Avoiding Overfitting

•Because a feature space can be subdivided into arbitrarily small regions, it’s easy to imagine dividing it finely enough to have one data point per region. This is an extreme example of overfitting.

•In order to avoid this, a large set of trees are constructed with special mathematical care taken that the trees are not correlated. The average of this “decision forest” is a tree that avoids overfitting.

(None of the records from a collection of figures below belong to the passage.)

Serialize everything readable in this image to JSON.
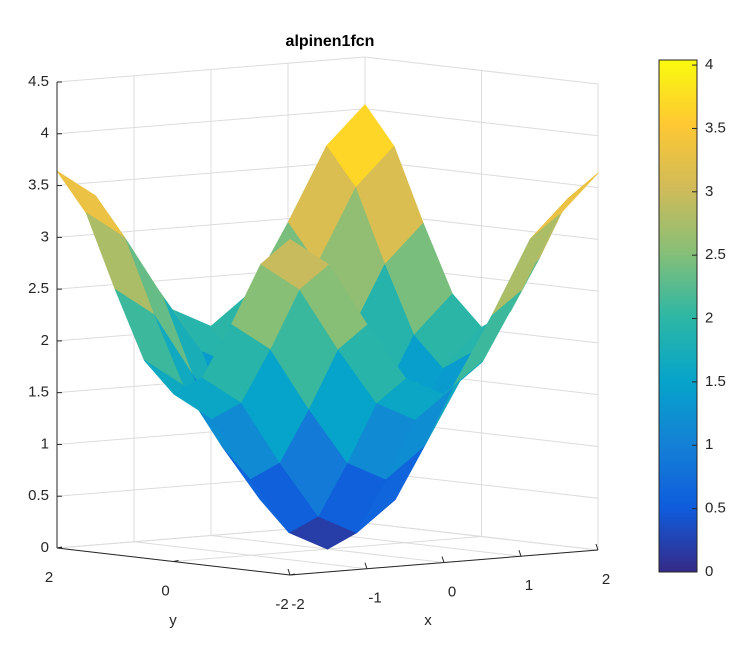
{
  "chart_data": {
    "type": "surface",
    "title": "alpinen1fcn",
    "xlabel": "x",
    "ylabel": "y",
    "x": [
      -2,
      -1.5,
      -1,
      -0.5,
      0,
      0.5,
      1,
      1.5,
      2
    ],
    "y": [
      -2,
      -1.5,
      -1,
      -0.5,
      0,
      0.5,
      1,
      1.5,
      2
    ],
    "z": [
      [
        3.24,
        2.97,
        2.36,
        1.81,
        1.62,
        1.91,
        2.56,
        3.27,
        3.64
      ],
      [
        2.97,
        2.7,
        2.09,
        1.54,
        1.35,
        1.64,
        2.29,
        3.0,
        3.37
      ],
      [
        2.36,
        2.09,
        1.48,
        0.93,
        0.74,
        1.03,
        1.68,
        2.39,
        2.76
      ],
      [
        1.81,
        1.54,
        0.93,
        0.38,
        0.19,
        0.48,
        1.13,
        1.84,
        2.21
      ],
      [
        1.62,
        1.35,
        0.74,
        0.19,
        0,
        0.29,
        0.94,
        1.65,
        2.02
      ],
      [
        1.91,
        1.64,
        1.03,
        0.48,
        0.29,
        0.58,
        1.23,
        1.94,
        2.31
      ],
      [
        2.56,
        2.29,
        1.68,
        1.13,
        0.94,
        1.23,
        1.88,
        2.59,
        2.96
      ],
      [
        3.27,
        3.0,
        2.39,
        1.84,
        1.65,
        1.94,
        2.59,
        3.3,
        3.67
      ],
      [
        3.64,
        3.37,
        2.76,
        2.21,
        2.02,
        2.31,
        2.96,
        3.67,
        4.04
      ]
    ],
    "xlim": [
      -2,
      2
    ],
    "ylim": [
      -2,
      2
    ],
    "zlim": [
      0,
      4.5
    ],
    "xticks": [
      -2,
      -1,
      0,
      1,
      2
    ],
    "yticks": [
      -2,
      0,
      2
    ],
    "zticks": [
      0,
      0.5,
      1,
      1.5,
      2,
      2.5,
      3,
      3.5,
      4,
      4.5
    ],
    "grid": true,
    "colormap": [
      "#352a87",
      "#0f5cdd",
      "#1481d6",
      "#06a4ca",
      "#2eb7a4",
      "#87bf77",
      "#d1bb59",
      "#fec832",
      "#f9fb0e"
    ],
    "colorbar": {
      "clim": [
        0,
        4.04
      ],
      "ticks": [
        0,
        0.5,
        1,
        1.5,
        2,
        2.5,
        3,
        3.5,
        4
      ]
    }
  }
}
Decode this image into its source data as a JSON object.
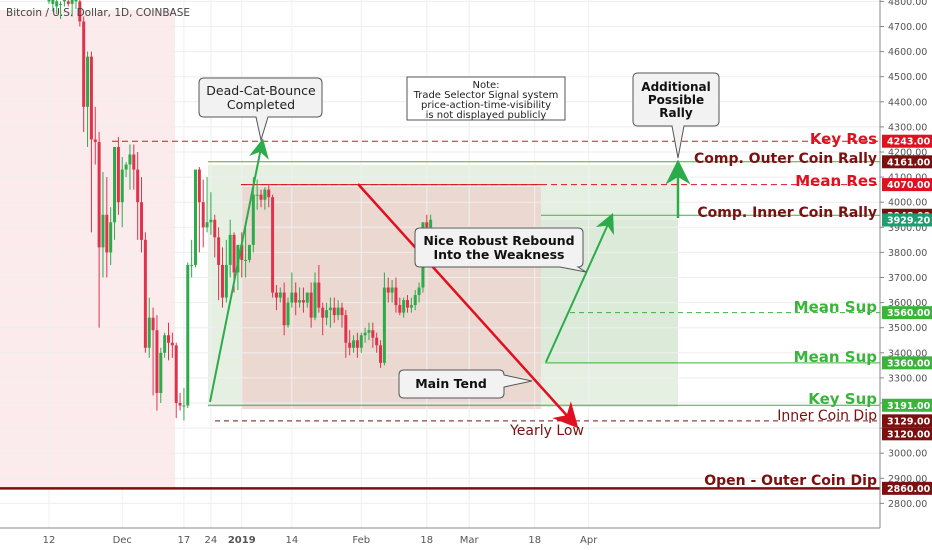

  • Decision forests can use a lot of memory. Decision jungles are a variant that consumes less memory at the expense of a slightly longer training time.
  • •Boosted decision trees avoid overfitting by limiting how many times they can subdivide and how few data points are allowed in each region.
  • •The algorithm constructs a sequence of trees, each of which learns to compensate for the error left by the tree before. The result is a very accurate learner that tends to use a lot of memory. For the full technical description, check out Friedman‘s original paper
  • •Fast forest quantile regression is a variation of decision trees for the special case where you want to know not only the typical (median) value of the data within a region, but also its distribution in the form of quantiles

Neural Networks and Perceptions

•Neural networks are brain-inspired learning algorithms covering multiclass, two-class, and regression problems. They come in an infinite variety, but the neural networks are also come in DAG format

  • That means that input features are passed forward (never backward) through a sequence of layers before being turned into outputs. In each layer, inputs are weighted in various combinations, summed, and passed on to the next layer.
  • This combination of simple calculations results in the ability to learn sophisticated class boundaries and data trends, seemingly by magic. Many-layered networks of this sort perform the “deep learning” that fuels so much tech reporting and science fiction.
  • •This high performance doesn’t come for free, though. Neural networks can take a long time to train, particularly for large data sets with lots of features.
  • •They also have more parameters than most algorithms, which means that parameter sweeping expands the training time a great deal.
  • •And for those overachievers who wish to specify their own network structure, the possibilities are inexhaustible.

Support Vector Machines

  • Support vector machines (SVMs) find the boundary that separates classes by as wide a margin as possible. When the two classes can’t be clearly separated, the algorithms find the best boundary they can.
  • Because it makes this linear approximation, it is able to run fairly quickly.
  • Where it really shines is with feature-intense data, like text or genomic.
  • In these cases SVMs are able to separate classes more quickly and with less overfitting than most other algorithms, in addition to requiring only a modest amount of memory

Bayesian Methods

•Bayesian methods have a highly desirable quality: they avoid overfitting. They do this by making some assumptions beforehand about the likely distribution of the answer. Another byproduct of this approach is that they have very few parameters.

•Bayesian algorithms for both classification (Two-class Bayes’ point machine) and regression (Bayesian linear regression). Note that these assume that the data can be split or fit with a straight line.

This post covers very basics of Machine Learning. This is still conventional machine learning and does not talk about Modern Machine Learning which covers areas like CNN/Deep Learning/RNN/LSTM and so on.